Obama will travel to a summit in Atlanta to meet addicts in recovery, family members, medical professionals and law enforcement officials to talk about the opioid epidemic, which has become an issue in the 2016 presidential election campaign.
In 2014, a record number of Americans died from drug overdoses, with the highest rates seen in West Virginia, New Mexico, New Hampshire, Kentucky and Ohio.
The White House said Obama would announce $11 million in grants for up to 11 states to held expand medication-assisted treatment, and another $11 million for states to buy and distribute naloxone, an overdose drug.

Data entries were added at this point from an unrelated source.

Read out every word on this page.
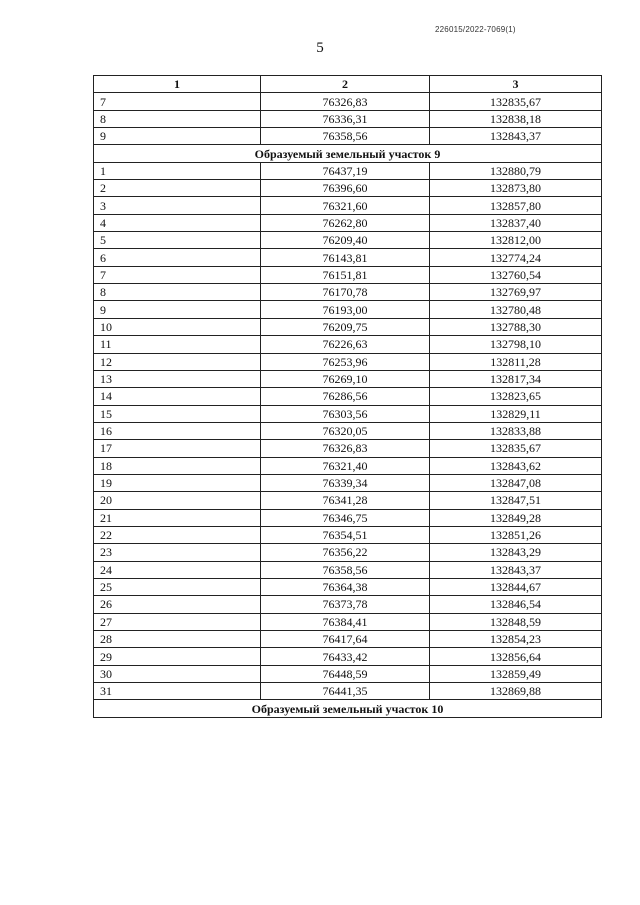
226015/2022-7069(1)
5
1	2	3
7	76326,83	132835,67
8	76336,31	132838,18
9	76358,56	132843,37
Образуемый земельный участок 9		
1	76437,19	132880,79
2	76396,60	132873,80
3	76321,60	132857,80
4	76262,80	132837,40
5	76209,40	132812,00
6	76143,81	132774,24
7	76151,81	132760,54
8	76170,78	132769,97
9	76193,00	132780,48
10	76209,75	132788,30
11	76226,63	132798,10
12	76253,96	132811,28
13	76269,10	132817,34
14	76286,56	132823,65
15	76303,56	132829,11
16	76320,05	132833,88
17	76326,83	132835,67
18	76321,40	132843,62
19	76339,34	132847,08
20	76341,28	132847,51
21	76346,75	132849,28
22	76354,51	132851,26
23	76356,22	132843,29
24	76358,56	132843,37
25	76364,38	132844,67
26	76373,78	132846,54
27	76384,41	132848,59
28	76417,64	132854,23
29	76433,42	132856,64
30	76448,59	132859,49
31	76441,35	132869,88
Образуемый земельный участок 10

The Health and Human Services Department will also propose a new rule for buprenorphine, a medication used to help addicted people reduce or quit their use of heroin or painkillers.

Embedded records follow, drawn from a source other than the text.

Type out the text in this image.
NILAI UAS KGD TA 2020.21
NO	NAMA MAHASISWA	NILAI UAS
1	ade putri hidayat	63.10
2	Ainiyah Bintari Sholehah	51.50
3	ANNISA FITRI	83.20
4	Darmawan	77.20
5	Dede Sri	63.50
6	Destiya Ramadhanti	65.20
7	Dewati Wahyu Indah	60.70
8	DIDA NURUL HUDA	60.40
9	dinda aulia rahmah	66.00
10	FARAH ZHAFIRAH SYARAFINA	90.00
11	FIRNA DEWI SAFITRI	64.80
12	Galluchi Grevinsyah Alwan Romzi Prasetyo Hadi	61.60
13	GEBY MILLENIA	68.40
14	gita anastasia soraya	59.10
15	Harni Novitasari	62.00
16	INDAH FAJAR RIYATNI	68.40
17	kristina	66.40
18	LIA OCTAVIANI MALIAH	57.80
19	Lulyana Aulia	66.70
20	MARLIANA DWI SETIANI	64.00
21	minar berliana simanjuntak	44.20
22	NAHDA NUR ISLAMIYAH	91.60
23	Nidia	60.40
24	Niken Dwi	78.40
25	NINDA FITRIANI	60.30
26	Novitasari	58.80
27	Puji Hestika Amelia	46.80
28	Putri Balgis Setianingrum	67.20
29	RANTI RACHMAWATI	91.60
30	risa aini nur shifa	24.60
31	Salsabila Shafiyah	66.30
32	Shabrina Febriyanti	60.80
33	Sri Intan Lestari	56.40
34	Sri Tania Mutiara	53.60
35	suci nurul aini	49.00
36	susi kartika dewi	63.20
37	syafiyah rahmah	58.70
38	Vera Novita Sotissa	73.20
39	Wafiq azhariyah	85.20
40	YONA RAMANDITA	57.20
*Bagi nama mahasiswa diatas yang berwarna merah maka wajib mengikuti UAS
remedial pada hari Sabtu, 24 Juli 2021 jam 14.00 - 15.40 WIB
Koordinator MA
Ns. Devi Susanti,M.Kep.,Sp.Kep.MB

The rule would allow physicians who are qualified to prescribe the medication to double their patient limit to 200. The White House said that measure would expand treatment for tens of thousands of people.
"I hear again and again that we need to continue to expand access to effective treatment for substance abuse disorders," Michael Botticelli, the White House director of National Drug Control Policy, told reporters.
Obama is set to announce a new task force aimed at ensuring private health plans have "parity" or comparable coverage for substance use treatment and mental health services as they do for medical and surgical benefits.
HHS will also finalise a rule to ensure parity for substance use and mental health treatment for people with low incomes enrolled in Medicaid and the federal Children's Health Insurance Programme - a rule that could help more than 23 million people gain access to treatment, the White House said.
Obama earlier this year asked the US Congress for $1.1 billion in new funding over two years to expand treatment for the opioid epidemic.